Ricardo olhou para o relógio algo impaciente, e deu uma cotovelada disfarçada ao irmão. O livro para a Susana estava escolhido, já o levava, aliás, bem acomodado, debaixo do braço; poucos motivos havia, portanto, para se demorarem mais na livraria. Além de que toda aquela história já estava a ir longe de mais: Máximo Segundo; Mínimo Segundo; a gabardina e o cachecol coçado, velhíssimo, meio esfiapado, o tal sorriso gelado anavalhado à cara lívida; pistas absurdas que misturavam letras e números: pior, que transformavam os números em letras, confundindo, numa matemática que parecia perigosa, o contar dos números com o contar das histórias; personagens minúsculas a saltarem das estantes por entre folhas e letras… O melhor seria pagar o presente escolhido para a Susana e rasparem-se dali, enquanto iam a tempo.

Mas enquanto Ricardo pensava nisto tudo, com aquela atitude pragmática que 
tão bem o distinguia, já Tomás fizera sinal 
às duas amigas para se sentarem. Era uma longa história, aquela que Mínimo Segundo tinha para contar? Ora então que se acomodassem. Sentaram-se no chão, nos almofadões confortáveis dispostos na livraria para que os leitores pudessem sumir-se, com mais comodidade e prazer, por entre as páginas dos livros. Aquela história loooonga que o Mínimo tinha por contar merecia o máximo de atenção, teimou o Tomás entusiasmado. Sentaram-se e apontaram os narizes para
o alto da estante…

– Mas… mas… – exclama Zinha.

– Onde é que ele está? – pergunta Fá, olhando para todas as direções.

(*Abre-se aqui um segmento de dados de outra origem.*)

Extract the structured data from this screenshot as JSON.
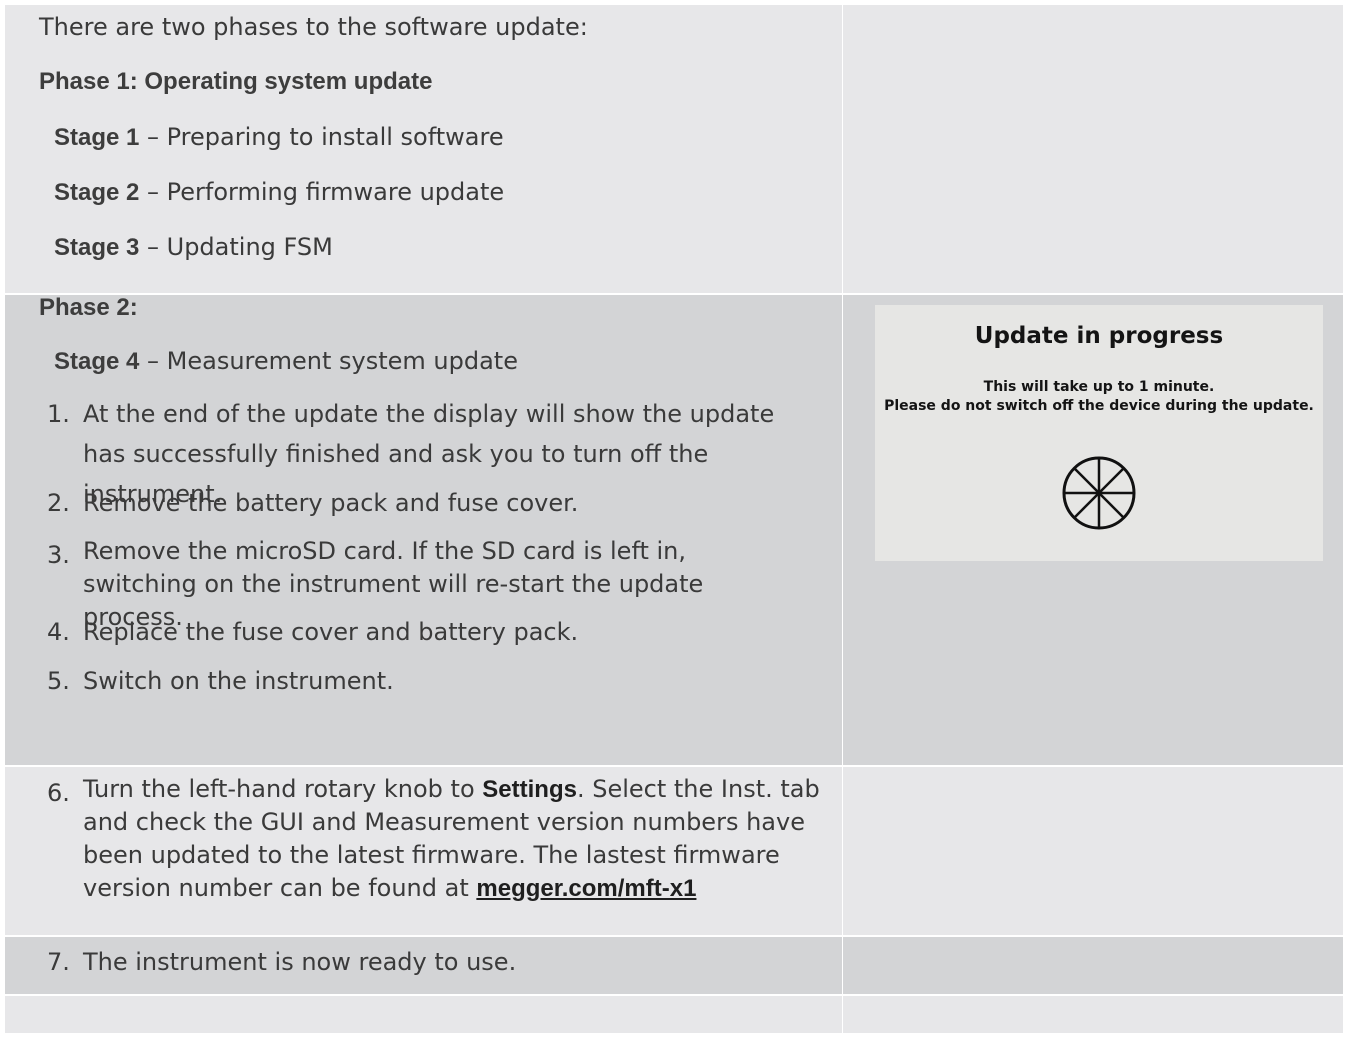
{
  "phase1": {
    "intro": "There are two phases to the software update:",
    "heading": "Phase 1: Operating system update",
    "stages": [
      {
        "label": "Stage 1",
        "text": " – Preparing to install software"
      },
      {
        "label": "Stage 2",
        "text": " – Performing firmware update"
      },
      {
        "label": "Stage 3",
        "text": " – Updating FSM"
      }
    ]
  },
  "phase2": {
    "heading": "Phase 2:",
    "stage": {
      "label": "Stage 4",
      "text": " – Measurement system update"
    },
    "steps": [
      {
        "num": "1.",
        "text": "At the end of the update the display will show the update has successfully finished and ask you to turn off the instrument."
      },
      {
        "num": "2.",
        "text": "Remove the battery pack and fuse cover."
      },
      {
        "num": "3.",
        "text": "Remove the microSD card. If the SD card is left in, switching on the instrument will re-start the update process."
      },
      {
        "num": "4.",
        "text": "Replace the fuse cover and battery pack."
      },
      {
        "num": "5.",
        "text": "Switch on the instrument."
      }
    ]
  },
  "screen": {
    "title": "Update in progress",
    "line1": "This will take up to 1 minute.",
    "line2": "Please do not switch off the device during the update.",
    "spinner_icon": "spinner-icon"
  },
  "step6": {
    "num": "6.",
    "text_before": "Turn the left-hand rotary knob to ",
    "bold": "Settings",
    "text_after": ". Select the Inst. tab and check the GUI and Measurement version numbers have been updated to the latest firmware. The lastest firmware version number can be found at ",
    "link": "megger.com/mft-x1"
  },
  "step7": {
    "num": "7.",
    "text": "The instrument is now ready to use."
  },
  "colors": {
    "light_row": "#e7e7e9",
    "dark_row": "#d3d4d6",
    "text": "#3a3a3a"
  }
}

Tomás, inquieto, sacudiu os livros, passou a pente fino As Viagens na Minha Terra, de onde saíra a minúscula personagem; olhou bem lá para dentro, perdeu-se na descrição do vale de Santarém, procurou no fundo dos olhos verdes da Joaninha, a menina que habitava aquelas páginas, e enquanto lia e ouvia já, lá longe, o canto mansinho dos rouxinóis que o pareciam chamar de entre as letras, sobressaltou-se com o grito inquieto do irmão.

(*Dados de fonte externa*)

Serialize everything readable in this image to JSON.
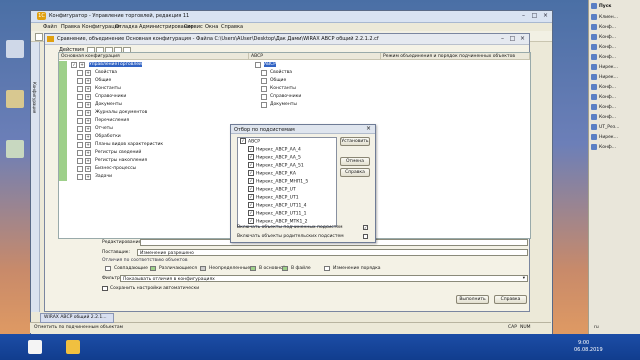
{
  "app": {
    "title": "Конфигуратор - Управление торговлей, редакция 11",
    "menu": [
      "Файл",
      "Правка",
      "Конфигурация",
      "Отладка",
      "Администрирование",
      "Сервис",
      "Окна",
      "Справка"
    ],
    "side_tab": "Конфигурация",
    "status_text": "Отметить по подчиненным объектам",
    "status_cap": "CAP",
    "status_num": "NUM",
    "status_lang": "ru"
  },
  "compare": {
    "title": "Сравнение, объединение Основная конфигурация - Файла C:\\Users\\AUser\\Desktop\\Дак Дами\\WIRAX АВСР общий 2.2.1.2.cf",
    "actions_label": "Действия",
    "col_left": "Основная конфигурация",
    "col_right": "АВСР",
    "col_mode": "Режим объединения и порядок подчиненных объектов",
    "left_items": [
      "УправлениеТорговлей",
      "Свойства",
      "Общие",
      "Константы",
      "Справочники",
      "Документы",
      "Журналы документов",
      "Перечисления",
      "Отчеты",
      "Обработки",
      "Планы видов характеристик",
      "Регистры сведений",
      "Регистры накопления",
      "Бизнес-процессы",
      "Задачи"
    ],
    "right_items": [
      "АВСР",
      "Свойства",
      "Общие",
      "Константы",
      "Справочники",
      "Документы"
    ],
    "label_edit": "Редактирование:",
    "label_supplier": "Поставщик:",
    "supplier_value": "Изменение разрешено",
    "group_legend": "Отличия по соответствию объектов",
    "legend": [
      "Совпадающие",
      "Различающиеся",
      "Неопределенные",
      "В основной",
      "В файле",
      "Изменение порядка"
    ],
    "label_filter": "Фильтр:",
    "filter_value": "Показывать отличия в конфигурациях",
    "save_settings": "Сохранить настройки автоматически",
    "btn_run": "Выполнить",
    "btn_help": "Справка"
  },
  "filter_dialog": {
    "title": "Отбор по подсистемам",
    "items": [
      "АВСР",
      "Нирекс_АВСР_АА_4",
      "Нирекс_АВСР_АА_5",
      "Нирекс_АВСР_АА_51",
      "Нирекс_АВСР_КА",
      "Нирекс_АВСР_МНП1_5",
      "Нирекс_АВСР_UT",
      "Нирекс_АВСР_UT1",
      "Нирекс_АВСР_UT11_4",
      "Нирекс_АВСР_UT11_1",
      "Нирекс_АВСР_МТК1_2"
    ],
    "btn_set": "Установить",
    "btn_cancel": "Отмена",
    "btn_help": "Справка",
    "opt_children": "Включать объекты подчиненных подсистем",
    "opt_parents": "Включать объекты родительских подсистем"
  },
  "taskbar": {
    "tab_label": "WIRAX АВСР общий 2.2.1...",
    "time": "9:00",
    "date": "06.08.2019"
  },
  "right_panel": {
    "start": "Пуск",
    "items": [
      "Клиен...",
      "Конф...",
      "Конф...",
      "Конф...",
      "Конф...",
      "Нирек...",
      "Нирек...",
      "Конф...",
      "Конф...",
      "Конф...",
      "Конф...",
      "UT_Рез...",
      "Нирек...",
      "Конф..."
    ]
  },
  "colors": {
    "match_green": "#9ed08a",
    "selection_blue": "#3163c4",
    "taskbar_blue": "#1c4da6"
  }
}
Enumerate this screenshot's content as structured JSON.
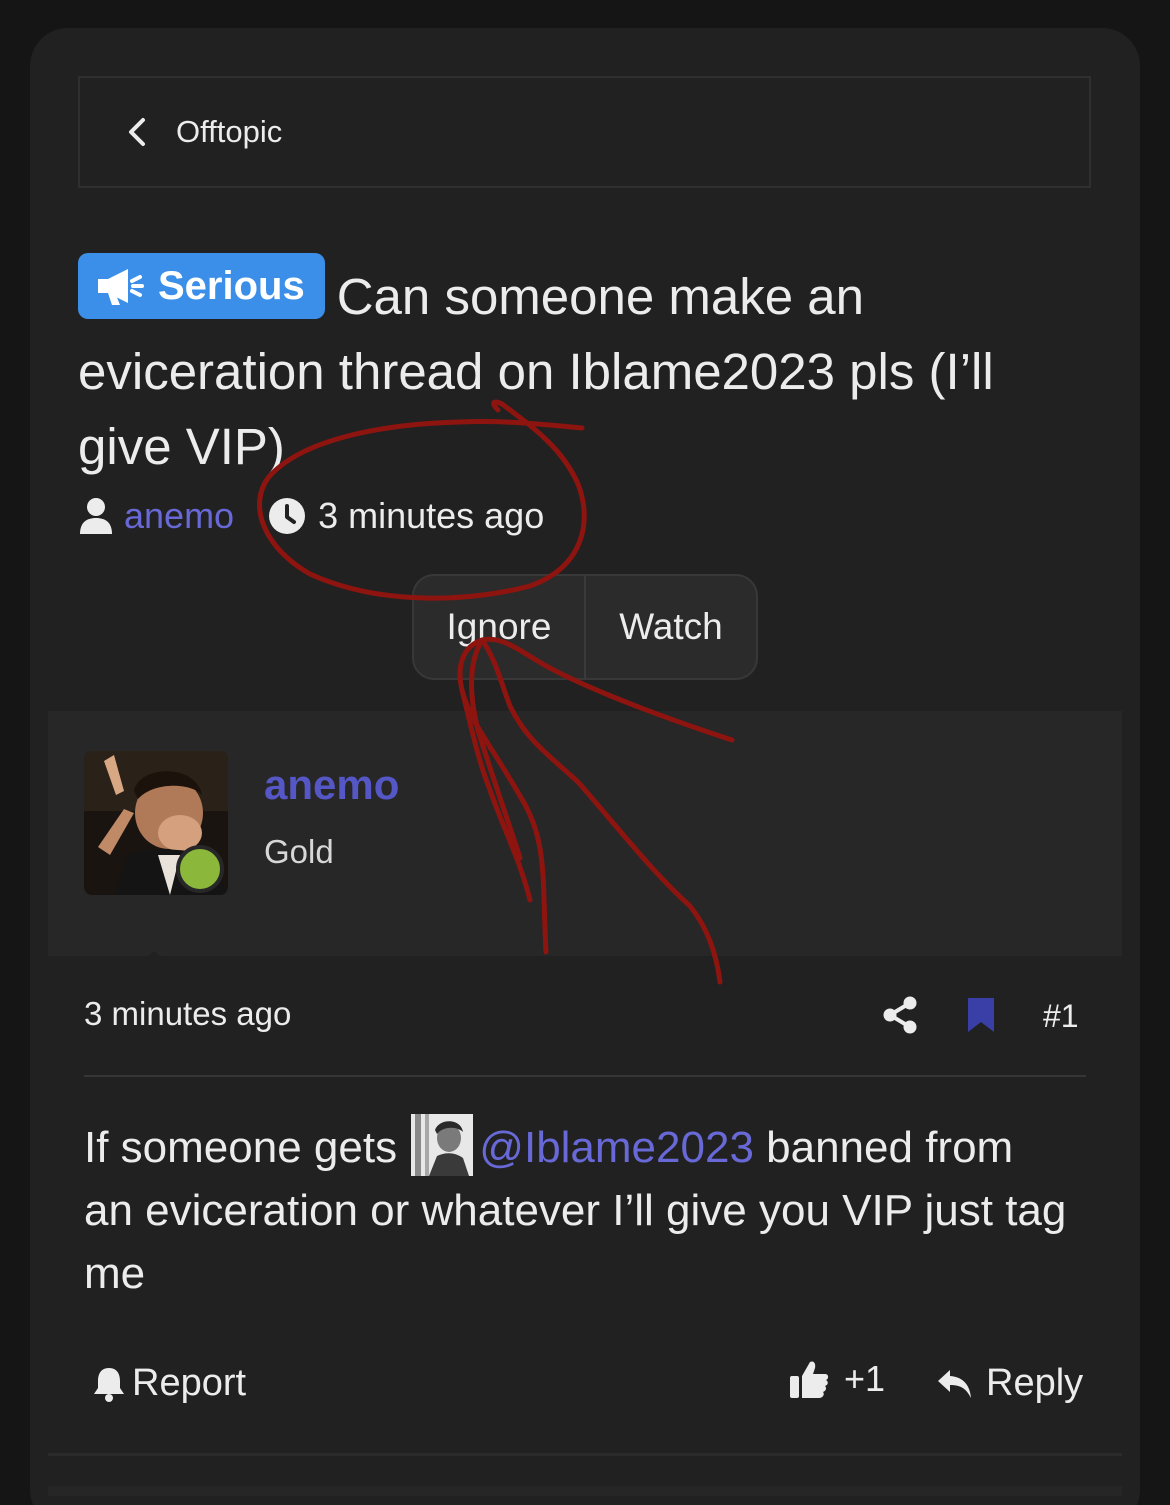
{
  "breadcrumb": {
    "label": "Offtopic"
  },
  "thread": {
    "prefix": "Serious",
    "title": "Can someone make an eviceration thread on Iblame2023 pls (I’ll give VIP)",
    "author": "anemo",
    "posted": "3 minutes ago"
  },
  "actions": {
    "ignore": "Ignore",
    "watch": "Watch"
  },
  "post": {
    "username": "anemo",
    "user_title": "Gold",
    "time": "3 minutes ago",
    "number": "#1",
    "body_before": "If someone gets ",
    "mention": "@Iblame2023",
    "body_after": " banned from an eviceration or whatever I’ll give you VIP just tag me",
    "report": "Report",
    "likes": "+1",
    "reply": "Reply"
  },
  "icons": {
    "back": "chevron-left-icon",
    "prefix": "megaphone-icon",
    "author": "user-icon",
    "time": "clock-icon",
    "share": "share-icon",
    "bookmark": "bookmark-icon",
    "report": "bell-icon",
    "like": "thumbs-up-icon",
    "reply": "reply-icon"
  },
  "colors": {
    "background": "#151515",
    "card": "#212121",
    "prefix_badge": "#3b8fe8",
    "link": "#6869d6",
    "username": "#5657c6",
    "online": "#8bb83a",
    "annotation": "#8e1410"
  }
}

– E isto?! Isto aqui o que é?!!

Do livro caíra um papel amarelado. 
Na verdade, um papelote minúsculo quase amarfanhado. Só muito a custo conseguiram ler:

Mínimo Segundo rastreador profissional

E atrás, numa garatuja quase invisível, estava escrito:

Seja a brincar ou a sério
Desvenda tu o mistério
Se brincares com cada letra
Chegas lá como uma seta

 

– Então, mas… Desta vez não há números, só letras… Nenhuma pista sequer sobre
 o que devemos fazer? Assim é demasiado difícil… É impossível!!! – reclamaram Fá
 e Zinha, quase em simultâneo…

– Vamos ter calma. Vejamos as pistas desde o início. Deve haver alguma relação: tem mesmo, mesmo, de haver… Ora, vamos lá recapitular… – E o Tomás entusiasmava-se tanto, como se estivesse a correr pelo vale de Santarém, tendo a janela da Joaninha dos olhos verdes como mira. – Chegámos 
a Almeida Garrett pela pista do número sete. De As Viagens na Minha Terra saltou o Mínimo Segundo com esta enigmática pista, com desígnios bem ocultos e camuflados. Vamos ler com atenção: diz-nos o papel que brinquemos com as letras… Não fala ali de números, mas….

– Espera! Os números estão lá! – exclama Zinha. – Estão lá, mas escondidos. Lembram-se do que nos dizia o papel do Máximo Segundo: não há nada que não deixe rasto! E aqui o rasto são… as sílabas.

Os quatro jovens empoleiraram-se sobre o papelucho: oito olhos bem abertos fitos nas letras. Sim, temos aqui quatro versos, a rimar, entre si, dois a dois… mas… se fossem sete, ao menos, talvez ficassem mais perto da verdade…

Ricardo, até aí bocejante e meio desinteressado de toda esta história, grita:

– Eu… eu acho que já sei! O número sete está aí, mas escondido: só o descobrimos
se brincarmos com as letras, se as pusermos a contar…

– Sim… mas… como fazemos isso?

– Ora, contando-as… – responde Ricardo, piscando o olho ao irmão.

– Contar outra vez as letras? Mas se são tantas… Que confusão…

– Não! Contamos as sílabas. Veem? Cada verso tem sete sílabas métricas. Portanto a resposta ao enigma não estará num livro em prosa, mas num livro de poesia, também de Almeida Garrett, é claro!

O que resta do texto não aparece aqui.